これに対して、上告審の最高裁は、福岡高裁の判断を覆した。福祉事務所による却下処分は違法ではないと判断し、「却下処分を取消す」という福岡高裁の判決を破棄した(原告の訴えは認められず、却下処分は有効となる)。その際の判断理由で述べられたのが、外国人は生活保護法上の受給の「権利」は有しない、という法的判断である。すなわち、行政側は外国人に対し生活保護法に基づく保護をする「義務」がない(ゆえに、却下処分は適法)というロジックである。

最高裁が判断したのは、「外国人は保護を求める権利がない」(=行政側は外国人を保護する義務がない)ということであって、「行政側が外国人を保護をしてはならない」(=行政側が外国人を保護することは違法である)ということとは全く異なる。
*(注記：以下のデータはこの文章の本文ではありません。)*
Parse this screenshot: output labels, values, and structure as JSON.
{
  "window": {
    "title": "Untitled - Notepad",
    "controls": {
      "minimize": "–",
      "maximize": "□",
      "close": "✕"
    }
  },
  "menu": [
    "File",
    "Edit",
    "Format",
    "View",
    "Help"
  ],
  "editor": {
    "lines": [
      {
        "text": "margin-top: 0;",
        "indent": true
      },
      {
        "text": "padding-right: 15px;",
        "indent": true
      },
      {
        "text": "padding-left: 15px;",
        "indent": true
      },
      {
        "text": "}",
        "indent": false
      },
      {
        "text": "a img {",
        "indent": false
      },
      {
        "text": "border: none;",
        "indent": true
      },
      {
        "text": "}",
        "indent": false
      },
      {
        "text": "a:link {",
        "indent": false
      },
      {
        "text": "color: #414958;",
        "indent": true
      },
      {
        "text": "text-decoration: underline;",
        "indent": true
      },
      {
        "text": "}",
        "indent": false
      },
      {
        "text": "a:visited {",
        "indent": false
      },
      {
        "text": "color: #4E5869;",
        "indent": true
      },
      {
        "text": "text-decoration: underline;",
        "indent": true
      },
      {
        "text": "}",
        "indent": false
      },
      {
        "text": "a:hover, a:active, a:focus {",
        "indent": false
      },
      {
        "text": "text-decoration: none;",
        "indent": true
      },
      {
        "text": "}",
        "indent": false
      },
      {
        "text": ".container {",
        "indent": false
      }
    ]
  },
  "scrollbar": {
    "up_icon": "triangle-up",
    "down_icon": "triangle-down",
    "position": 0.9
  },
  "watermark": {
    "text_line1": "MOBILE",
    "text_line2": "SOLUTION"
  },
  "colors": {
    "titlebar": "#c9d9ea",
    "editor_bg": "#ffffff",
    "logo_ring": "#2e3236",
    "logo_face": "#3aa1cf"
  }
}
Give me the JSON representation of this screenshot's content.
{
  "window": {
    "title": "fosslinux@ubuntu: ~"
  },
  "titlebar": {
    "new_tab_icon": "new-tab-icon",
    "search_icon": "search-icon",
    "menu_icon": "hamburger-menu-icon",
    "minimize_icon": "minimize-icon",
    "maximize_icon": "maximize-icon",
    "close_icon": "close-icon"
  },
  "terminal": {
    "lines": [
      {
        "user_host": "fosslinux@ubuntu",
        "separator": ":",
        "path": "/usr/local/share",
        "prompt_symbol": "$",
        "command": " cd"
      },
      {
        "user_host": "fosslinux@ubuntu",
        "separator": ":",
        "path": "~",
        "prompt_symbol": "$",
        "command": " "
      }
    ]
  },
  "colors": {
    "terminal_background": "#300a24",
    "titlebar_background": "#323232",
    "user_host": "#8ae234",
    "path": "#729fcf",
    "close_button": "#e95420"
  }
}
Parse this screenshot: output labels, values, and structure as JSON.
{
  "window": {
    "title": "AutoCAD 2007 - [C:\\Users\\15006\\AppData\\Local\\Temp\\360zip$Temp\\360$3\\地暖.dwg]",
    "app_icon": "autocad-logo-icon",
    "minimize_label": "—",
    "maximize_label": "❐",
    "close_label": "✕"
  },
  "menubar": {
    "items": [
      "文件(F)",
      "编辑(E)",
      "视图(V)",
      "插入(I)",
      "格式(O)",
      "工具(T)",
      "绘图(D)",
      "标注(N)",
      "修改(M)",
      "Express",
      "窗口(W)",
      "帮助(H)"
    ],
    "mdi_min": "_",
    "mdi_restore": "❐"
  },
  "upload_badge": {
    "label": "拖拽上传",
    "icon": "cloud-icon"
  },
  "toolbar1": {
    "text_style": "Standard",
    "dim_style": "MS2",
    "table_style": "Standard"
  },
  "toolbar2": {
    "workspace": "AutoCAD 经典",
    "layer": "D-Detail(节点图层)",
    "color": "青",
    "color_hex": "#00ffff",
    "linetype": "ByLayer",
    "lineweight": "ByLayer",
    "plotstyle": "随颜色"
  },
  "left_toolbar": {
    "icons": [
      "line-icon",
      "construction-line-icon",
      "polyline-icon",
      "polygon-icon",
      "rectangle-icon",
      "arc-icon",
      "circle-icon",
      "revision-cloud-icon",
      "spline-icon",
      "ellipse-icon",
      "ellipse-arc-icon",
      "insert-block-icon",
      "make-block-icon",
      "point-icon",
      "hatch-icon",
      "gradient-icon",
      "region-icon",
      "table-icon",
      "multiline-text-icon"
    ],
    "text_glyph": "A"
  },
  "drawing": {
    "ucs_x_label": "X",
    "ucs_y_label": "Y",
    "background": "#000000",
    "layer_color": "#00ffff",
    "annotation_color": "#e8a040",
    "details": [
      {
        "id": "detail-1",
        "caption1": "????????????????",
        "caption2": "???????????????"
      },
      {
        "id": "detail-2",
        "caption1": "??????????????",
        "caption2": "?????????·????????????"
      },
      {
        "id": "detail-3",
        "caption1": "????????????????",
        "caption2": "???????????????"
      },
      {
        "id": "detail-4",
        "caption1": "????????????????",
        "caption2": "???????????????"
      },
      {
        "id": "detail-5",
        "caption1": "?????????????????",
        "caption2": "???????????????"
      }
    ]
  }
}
生活保護法は、日本国憲法第25条(生存権)に基づいて、「国民」の生活保護を受ける「権利」を保障し(法2、3条)、行政機関に生活保護の実施「義務」を課している(法19条)。

生活保護法 第2条
すべて国民は、この法律の定める要件を満たす限り、この法律による保護(以下「保護」という。)を、無差別平等に受けることができる。

最高裁は、生活保護を受ける「権利」を持つのは、日本国籍を持つ「国民」だけであり、外国人は含まれないと判断したにすぎない。繰り返しになるが、この法的判断は、外国人を保護してはならない(保護することは違法)、ということでは決してないし、外国人が生活保護を申請することが違法であるということを意味するものではない(申請がなければ保護できず、申請を受けて保護するかどうかは行政側の判断)。

政府・安倍政権も外国人への生活保護を容認

上記の判断は、最高裁の司法判断であるが、政府も同様の見解である。2018(平成30)年12月7日、質問主意書に対し、安倍晋三首相の名で、次のような政府答弁を閣議決定している。

一定の外国人に対しては、その生活が困窮する場合、人道上の観点から、生活保護法(・・・)による保護に準じた保護が行われているところである。
衆議院議員初鹿明博君提出外国人の生活保護受給者に関する質問に対する答弁書

「人道上の観点」と断ってはいるが、政府は「生活保護法による保護に準じた保護」を行っていることを認めている。これは、外国人に対する生活保護が「違法ではない(適法)」という政府見解を前提としたものに他ならない。

結論

最高裁は、行政の事実上の措置として外国人に生活保護が行われることは否定しておらず、「生活保護は違法」との司法判断を下したかのような情報は、判決内容に反し、誤りである。